I am seeing many articles in the news about the fear graduates experience right now, moving out of school into the world. Truth be told, it’s not easy in a booming economy, let alone an anemic one. With all the morbid news, fit to print, it’s no phenomenon that young people have developed a fear complex related to their future, and what they’ll do after graduating.
I do respect the notion that getting any job right now is better than nothing. Making your start in the world has rewards, no matter what, and with each transition you make you are introduced to ideas and experiences that alter the trajectory of the possible. Sometimes, simply learning something new about the economy, your talents, and how they relate, is worth a challenging experience.
I realized long ago that the education system contains some very large chasms between what you learn, how you learn it, and how you transition between education and work. I always wanted my students to do things in class that they could use as a lever to enter the world of computer science and IT that I knew well. I also knew that the traditional resume was a sore area for students with little or no professional experience; it’s really a moot document, when you think about it. Students don’t really have many bullets for a resume until they’ve been out there, perhaps after grad school.
The truth of the matter is that employers don’t really want a resume, they want proof of your skillsets.

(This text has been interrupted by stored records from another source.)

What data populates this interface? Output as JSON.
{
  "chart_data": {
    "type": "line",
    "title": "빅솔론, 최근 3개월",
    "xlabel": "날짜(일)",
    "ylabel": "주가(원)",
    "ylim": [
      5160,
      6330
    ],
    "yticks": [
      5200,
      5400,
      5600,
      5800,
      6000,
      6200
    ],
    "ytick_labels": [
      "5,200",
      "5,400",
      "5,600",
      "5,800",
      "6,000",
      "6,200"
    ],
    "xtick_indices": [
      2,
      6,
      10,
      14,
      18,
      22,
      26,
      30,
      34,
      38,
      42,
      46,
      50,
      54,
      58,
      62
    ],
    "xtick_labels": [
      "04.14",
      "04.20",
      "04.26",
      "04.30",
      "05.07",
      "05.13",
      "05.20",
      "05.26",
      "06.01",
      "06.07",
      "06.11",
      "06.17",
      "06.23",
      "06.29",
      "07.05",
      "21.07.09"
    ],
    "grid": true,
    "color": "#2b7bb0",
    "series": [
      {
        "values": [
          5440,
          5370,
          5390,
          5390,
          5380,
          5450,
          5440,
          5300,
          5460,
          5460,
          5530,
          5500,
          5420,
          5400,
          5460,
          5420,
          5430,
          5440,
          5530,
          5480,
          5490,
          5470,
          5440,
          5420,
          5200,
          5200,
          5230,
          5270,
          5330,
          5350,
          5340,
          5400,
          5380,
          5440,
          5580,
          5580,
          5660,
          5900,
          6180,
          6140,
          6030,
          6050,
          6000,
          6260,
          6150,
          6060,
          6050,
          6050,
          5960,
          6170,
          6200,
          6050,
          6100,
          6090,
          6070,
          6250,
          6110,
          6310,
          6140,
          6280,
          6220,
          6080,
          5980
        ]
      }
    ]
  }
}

Having concrete experiences to draw upon, that mirror the real work you’ll do in a position, is valuable to both you and the employer. And when I talk about proof, it’s most likely in something you did in class — a group project, a senior thesis, a research paper that you really put your heart into. These vital, long-term engagements will resemble the work you’ll do in the lab, courtroom, sales pitch or tech demo — in the real world. Trust me, it’s true.
The chasm I spoke about exists when student graduate on the basis of these awesome papers, programs, projects and thesis work — and then the thesis becomes invisible. That’s right — the paper completely disappears once you turn it in, and get it back from your professor. And that research paper you did is the best representation of what you’re made of!
I get excited when I think of the potentials for students as they leverage their coursework to locate meaningful work. Academia is supposed to work this way — your paper represents your aspirations for a better world, and frequently represent critical perspectives on pressing real world problems. The fact that you’re confronting the world’s shortcomings at all predisposes you to becoming a successful associate to someone also working on them. And the thousands of words you produce on your thesis papers provide the world with access to the young people who know. Basically, without the technologies we use inside Next Acropolis, this group is largely invisible to the firms who need them the most. And when the students come online and become visible — bam — look forward to corporate transformation in the realm of human capital.